How severe does this issue affect your experience of using Ray?
- High: It blocks me to complete my task.
Hi all,
We have been experimenting with large datasets using Modin on Ray (> 50-80 GB CSVs of 20+ columns) and we haven’t had any issues with it on a vertically scaled single machine due to its capability to spill to disk by default.
I’ve been looking into horizontally scaling a remote ray cluster to handle the same tasks but on a regular basis, I’m seeing the error " <> workers killed due to memory pressure (OOM)"
Some more error logs
UserWarning: Ray Client is attempting to retrieve a 6.37 GiB object over the network, which may be slow. Consider serializing the object to a file and using S3 or rsync instead.
(raylet) [2024-12-23 02:51:28,780 E 433 433] (raylet) node_manager.cc:3069: 3 Workers (tasks / actors) killed due to memory pressure (OOM), 0 Workers crashed due to other reasons at node (ID: bc50b1b54c80c8a1a049327b661c2a1016d3aac156ca01c7b0a12d3e, IP: <ip>) over the last time period. To see more information about the Workers killed on this node, use `ray logs raylet.out -ip <ip>`
(raylet)
(raylet) Refer to the documentation on how to address the out of memory issue: https://docs.ray.io/en/latest/ray-core/scheduling/ray-oom-prevention.html. Consider provisioning more memory on this node or reducing task parallelism by requesting more CPUs per task. To adjust the kill threshold, set the environment variable `RAY_memory_usage_threshold` when starting Ray. To disable worker killing, set the environment variable `RAY_memory_monitor_refresh_ms` to zero.
[2024-12-23 10:52:06 +0000] [41] [ERROR] Worker (pid:42) was sent SIGKILL! Perhaps out of memory?
For some reference, I am able to load the dataset just fine, but any further transformations on the dataset seem to error out like above without any errors on object spilling even though I have added it as mentioned in the documentation at Object Spilling — Ray 2.40.0 I’m fairly new to ray clusters so just followed the documentation.
Below is the output of my ray status for reference to show available resources from my configuration
---------------------------------------------------------------
Usage:
0.0/88.0 CPU
0B/474.75GiB memory
0B/206.13GiB object_store_memory
Demands:
(no resource demands)
Below are details from my yaml file
# Command to start ray on the head node.

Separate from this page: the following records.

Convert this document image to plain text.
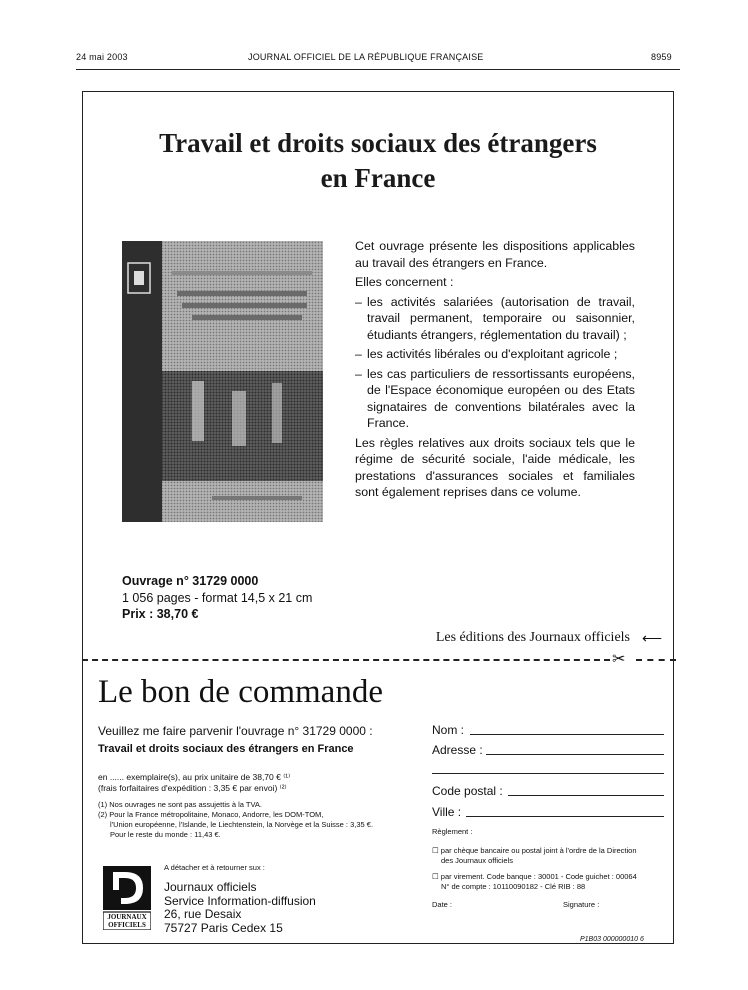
24 mai 2003	JOURNAL OFFICIEL DE LA RÉPUBLIQUE FRANÇAISE	8959
Travail et droits sociaux des étrangers
en France

Cet ouvrage présente les dispositions applicables au travail des étrangers en France.

Elles concernent :

– les activités salariées (autorisation de travail, travail permanent, temporaire ou saisonnier, étudiants étrangers, réglementation du travail) ;
– les activités libérales ou d'exploitant agricole ;
– les cas particuliers de ressortissants européens, de l'Espace économique européen ou des Etats signataires de conventions bilatérales avec la France.

Les règles relatives aux droits sociaux tels que le régime de sécurité sociale, l'aide médicale, les prestations d'assurances sociales et familiales sont également reprises dans ce volume.

Ouvrage n° 31729 0000
1 056 pages - format 14,5 x 21 cm
Prix : 38,70 €
Les éditions des Journaux officiels ⟵
✂
Le bon de commande
Veuillez me faire parvenir l'ouvrage n° 31729 0000 :
Travail et droits sociaux des étrangers en France
en ...... exemplaire(s), au prix unitaire de 38,70 € ⁽¹⁾
(frais forfaitaires d'expédition : 3,35 € par envoi) ⁽²⁾
(1) Nos ouvrages ne sont pas assujettis à la TVA.
(2) Pour la France métropolitaine, Monaco, Andorre, les DOM-TOM,
l'Union européenne, l'Islande, le Liechtenstein, la Norvège et la Suisse : 3,35 €.
Pour le reste du monde : 11,43 €.
A détacher et à retourner sux :
Journaux officiels
Service Information-diffusion
26, rue Desaix
75727 Paris Cedex 15
JOURNAUX
OFFICIELS
Nom :
Adresse :
Code postal :
Ville :
Règlement :
☐ par chèque bancaire ou postal joint à l'ordre de la Direction
des Journaux officiels
☐ par virement. Code banque : 30001 - Code guichet : 00064
N° de compte : 10110090182 - Clé RIB : 88
Date :	Signature :
P1B03 000000010 6
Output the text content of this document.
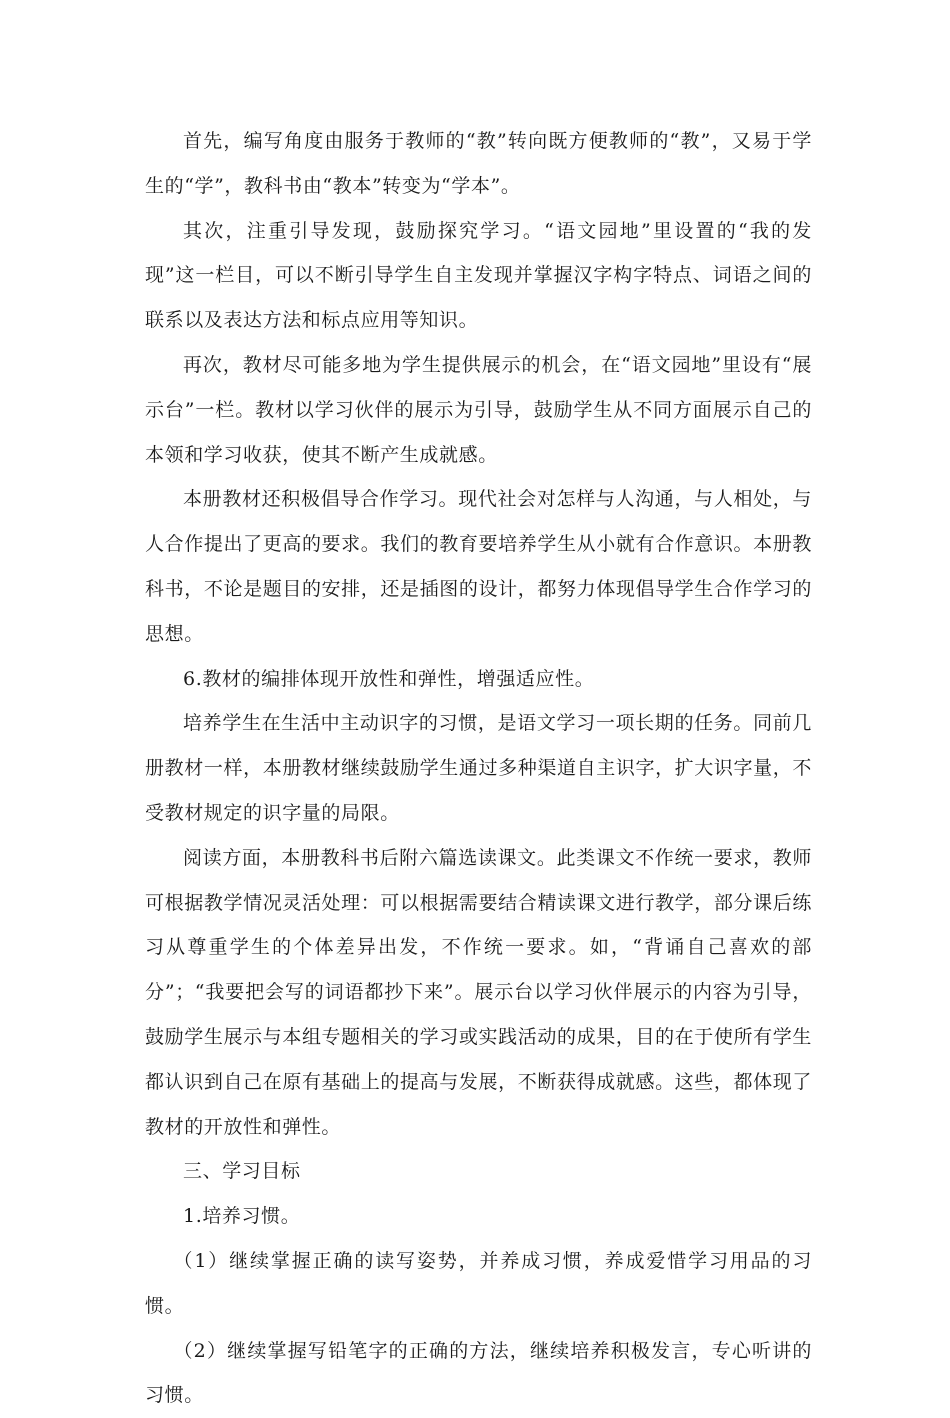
首先，编写角度由服务于教师的“教”转向既方便教师的“教”，又易于学生的“学”，教科书由“教本”转变为“学本”。

其次，注重引导发现，鼓励探究学习。“语文园地”里设置的“我的发现”这一栏目，可以不断引导学生自主发现并掌握汉字构字特点、词语之间的联系以及表达方法和标点应用等知识。

再次，教材尽可能多地为学生提供展示的机会，在“语文园地”里设有“展示台”一栏。教材以学习伙伴的展示为引导，鼓励学生从不同方面展示自己的本领和学习收获，使其不断产生成就感。

本册教材还积极倡导合作学习。现代社会对怎样与人沟通，与人相处，与人合作提出了更高的要求。我们的教育要培养学生从小就有合作意识。本册教科书，不论是题目的安排，还是插图的设计，都努力体现倡导学生合作学习的思想。

6.教材的编排体现开放性和弹性，增强适应性。

培养学生在生活中主动识字的习惯，是语文学习一项长期的任务。同前几册教材一样，本册教材继续鼓励学生通过多种渠道自主识字，扩大识字量，不受教材规定的识字量的局限。

阅读方面，本册教科书后附六篇选读课文。此类课文不作统一要求，教师可根据教学情况灵活处理：可以根据需要结合精读课文进行教学，部分课后练习从尊重学生的个体差异出发，不作统一要求。如，“背诵自己喜欢的部分”；“我要把会写的词语都抄下来”。展示台以学习伙伴展示的内容为引导，鼓励学生展示与本组专题相关的学习或实践活动的成果，目的在于使所有学生都认识到自己在原有基础上的提高与发展，不断获得成就感。这些，都体现了教材的开放性和弹性。

三、学习目标

1.培养习惯。

（1）继续掌握正确的读写姿势，并养成习惯，养成爱惜学习用品的习惯。

（2）继续掌握写铅笔字的正确的方法，继续培养积极发言，专心听讲的习惯。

You don't need to change this.
head_start_ray_commands:
- ray stop
- >-
ray start
--head
--port=6379
--object-manager-port=8076
--autoscaling-config=~/ray_bootstrap_config.yaml
--system-config='{"object_spilling_config":"{\"type\":\"filesystem\",\"params\":{\"directory_path\":\"/tmp/spill\"}}"}'
# Command to start ray on worker nodes. You don't need to change this.
worker_start_ray_commands:
- ray stop
- >-
ray start
--address=$RAY_HEAD_IP:6379
--object-manager-port=8076
Let me know if I’m missing something, thanks in advance!